Morreu no dia 5 de maio de 1867, aos 80 anos. Sobre ele o Indépendance Belge publicou um longo e interessantíssimo artigo biográfico, assinado por Henry de Pène, e reproduzido na Gazette des Étrangers de Paris (5, rue Scribe) de quinta-feira, 23 de maio; aí é feita plena justiça às suas eminentes qualidades, e a sua crença nos Espíritos é julgada com moderação, à qual o primeiro destes jornais não nos havia habituado.
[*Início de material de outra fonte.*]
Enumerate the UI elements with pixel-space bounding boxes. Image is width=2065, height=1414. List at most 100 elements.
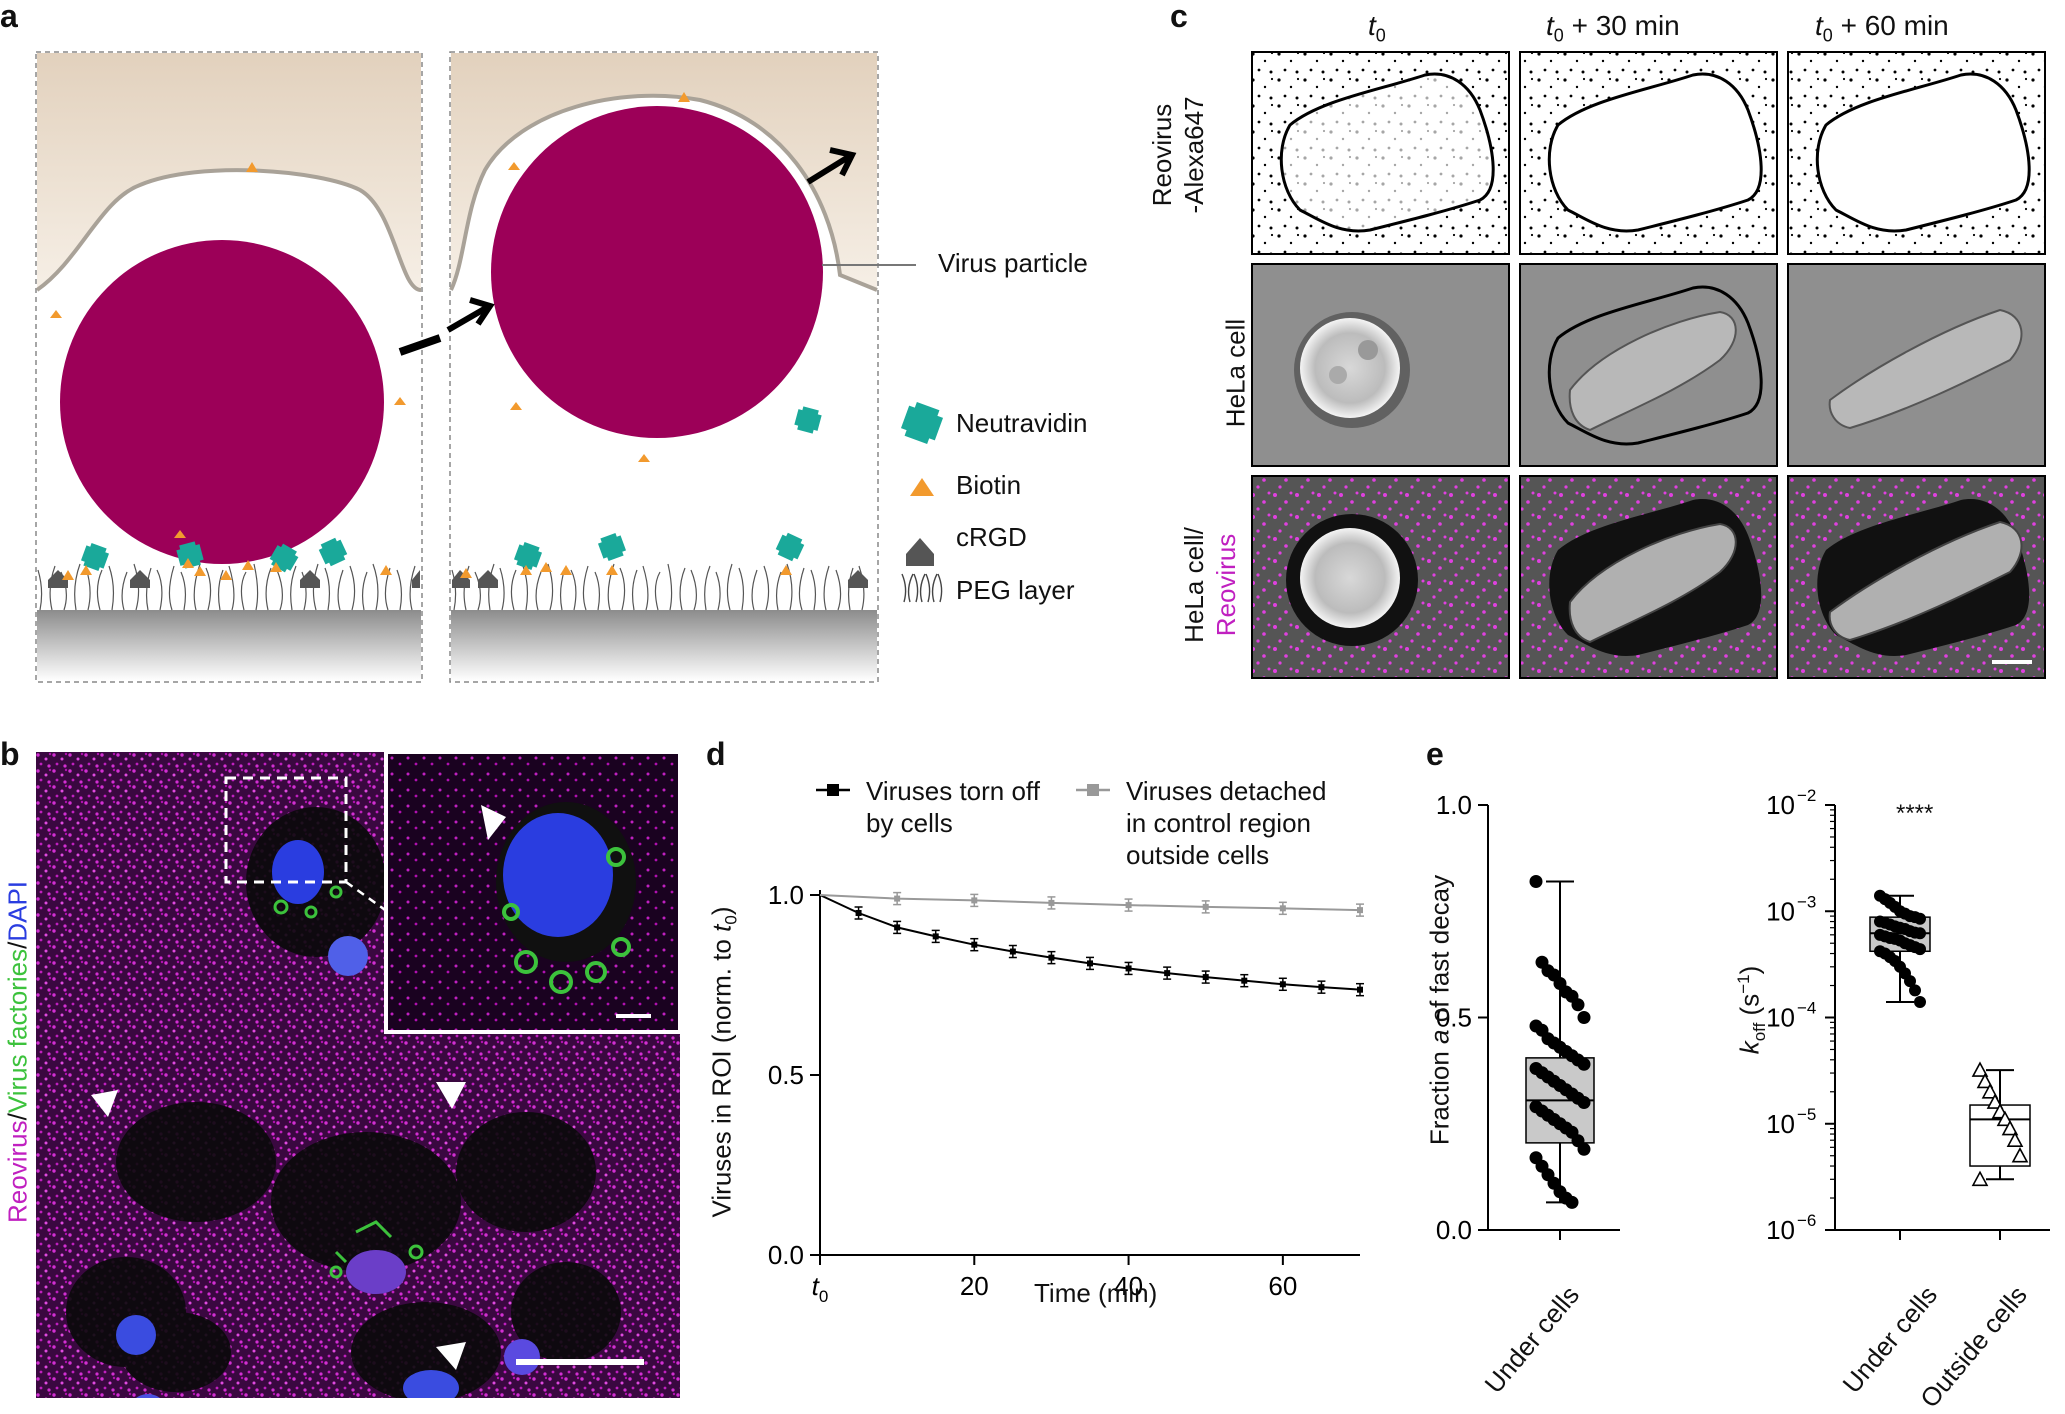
d-point <box>894 924 901 931</box>
d-legend-detached-line1: Viruses detached <box>1126 776 1327 806</box>
peg-icon <box>901 573 943 603</box>
d-y-tick-label: 0.5 <box>768 1060 804 1090</box>
d-point <box>1357 986 1363 993</box>
arrowheads <box>91 1082 466 1370</box>
panel-b-fluorescence-image <box>36 752 680 1398</box>
e-right-point-under <box>1914 927 1926 940</box>
panel-d-chart: 0.0 0.5 1.0 20 40 60 t0 <box>768 784 1364 1306</box>
e-right-point-outside <box>1976 1072 1994 1089</box>
panel-c-label: c <box>1170 0 1188 34</box>
legend-biotin: Biotin <box>956 470 1022 500</box>
d-series-line-1 <box>819 894 1361 912</box>
legend-neutravidin: Neutravidin <box>956 408 1088 438</box>
d-legend-detached-line2: in control region <box>1126 808 1311 838</box>
e-left-point <box>1571 998 1585 1012</box>
panel-a-label: a <box>0 0 18 34</box>
micrograph-hela-t0 <box>1251 263 1510 467</box>
d-point <box>971 897 978 904</box>
d-xlabel: Time (min) <box>1034 1278 1158 1308</box>
e-left-y-tick-label: 0.5 <box>1436 1003 1472 1033</box>
d-point <box>1357 907 1363 914</box>
d-x-tick-label-t0: t0 <box>812 1271 829 1306</box>
d-x-tick-sub: 0 <box>819 1287 828 1306</box>
d-point <box>1279 905 1286 912</box>
d-point <box>894 895 901 902</box>
e-right-y-tick-exp: −4 <box>1797 999 1816 1018</box>
d-series <box>819 891 1364 997</box>
e-right-y-tick-label: 10 <box>1766 1109 1795 1139</box>
e-left-point <box>1577 1057 1591 1071</box>
d-point <box>1164 970 1171 977</box>
e-left-points <box>1529 875 1591 1209</box>
virus-particle-left <box>60 240 384 564</box>
arrowhead-inset <box>481 805 506 840</box>
panel-e-label: e <box>1426 736 1444 772</box>
e-left-axes: 0.0 0.5 1.0 <box>1436 790 1620 1245</box>
d-axes: 0.0 0.5 1.0 20 40 60 t0 <box>768 880 1360 1306</box>
d-point <box>1125 965 1132 972</box>
d-point <box>1125 902 1132 909</box>
inset-zoom <box>384 752 680 1034</box>
e-left-y-tick-label: 1.0 <box>1436 790 1472 820</box>
d-legend-marker-torn <box>827 784 839 796</box>
micrograph-merge-t30 <box>1519 475 1778 679</box>
d-point <box>1087 960 1093 967</box>
e-right-point-outside <box>1986 1093 2004 1109</box>
e-right-axes: 10−210−310−410−510−6 <box>1766 786 2050 1245</box>
column-header-t0: t0 <box>1368 10 1386 46</box>
micrograph-reovirus-t60 <box>1787 51 2046 255</box>
d-legend-torn-line1: Viruses torn off <box>866 776 1040 806</box>
e-right-point-outside <box>2011 1147 2029 1163</box>
d-x-tick-label: 60 <box>1268 1271 1297 1301</box>
d-point <box>1241 977 1248 984</box>
d-x-tick-label: 40 <box>1114 1271 1143 1301</box>
panel-e-right-chart: 10−210−310−410−510−6 <box>1766 786 2050 1245</box>
d-point <box>1279 981 1286 988</box>
d-point <box>1048 899 1055 906</box>
e-right-y-tick-label: 10 <box>1766 1003 1795 1033</box>
d-legend-torn-line2: by cells <box>866 808 953 838</box>
d-point <box>1202 903 1209 910</box>
micrograph-merge-t0 <box>1251 475 1510 679</box>
e-right-point-under <box>1904 975 1916 988</box>
d-y-tick-label: 1.0 <box>768 880 804 910</box>
e-right-y-tick-exp: −6 <box>1797 1211 1816 1230</box>
schematic-right-box <box>446 51 916 683</box>
e-right-y-tick-label: 10 <box>1766 1215 1795 1245</box>
column-header-t30: t0 + 30 min <box>1546 10 1680 46</box>
legend-crgd: cRGD <box>956 522 1027 552</box>
e-right-y-tick-exp: −5 <box>1797 1105 1816 1124</box>
panel-e-left-chart: 0.0 0.5 1.0 <box>1436 790 1620 1245</box>
e-right-point-under <box>1914 995 1926 1008</box>
d-point <box>1318 984 1325 991</box>
d-x-tick-t: t <box>812 1271 821 1301</box>
d-y-tick-label: 0.0 <box>768 1240 804 1270</box>
e-right-y-tick-exp: −3 <box>1797 892 1816 911</box>
e-left-point <box>1577 1142 1591 1156</box>
e-right-point-outside <box>1996 1110 2014 1127</box>
e-right-point-outside <box>1971 1061 1989 1077</box>
d-point <box>1202 974 1209 981</box>
e-left-y-tick-label: 0.0 <box>1436 1215 1472 1245</box>
e-significance: **** <box>1896 800 1934 827</box>
e-right-y-tick-label: 10 <box>1766 790 1795 820</box>
e-left-point <box>1577 1011 1591 1024</box>
inset-selection-box <box>224 776 348 884</box>
d-point <box>932 933 939 940</box>
cell-nucleus <box>116 840 540 1398</box>
d-point <box>855 910 862 916</box>
panel-c-micrographs <box>1251 51 2046 679</box>
crgd-icon <box>906 538 934 566</box>
micrograph-merge-t60 <box>1787 475 2046 679</box>
d-legend-detached-line3: outside cells <box>1126 840 1270 870</box>
neutravidin-icon <box>900 401 944 445</box>
micrograph-reovirus-t30 <box>1519 51 1778 255</box>
micrograph-hela-t60 <box>1787 263 2046 467</box>
e-right-point-under <box>1909 984 1921 997</box>
e-right-point-outside <box>2006 1131 2024 1148</box>
d-legend <box>816 784 1110 796</box>
virus-particle-right <box>491 106 823 438</box>
d-point <box>1048 954 1055 961</box>
e-right-y-tick-exp: −2 <box>1797 786 1816 805</box>
panel-b-label: b <box>0 736 20 772</box>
Assim termina o artigo:

“Tudo isto, bem o sei, fará que certo número de espíritos positivos dê de ombros e diga: ‘Ele é louco!’; por mais cérebro que tenha, logo dirão que ele é louco. O conde de Ourches era um homem superior, que se tinha proposto como objetivo ultrapassar os seus semelhantes, unindo as luzes positivas da Ciência aos lampejos e às visões do sobrenatural.”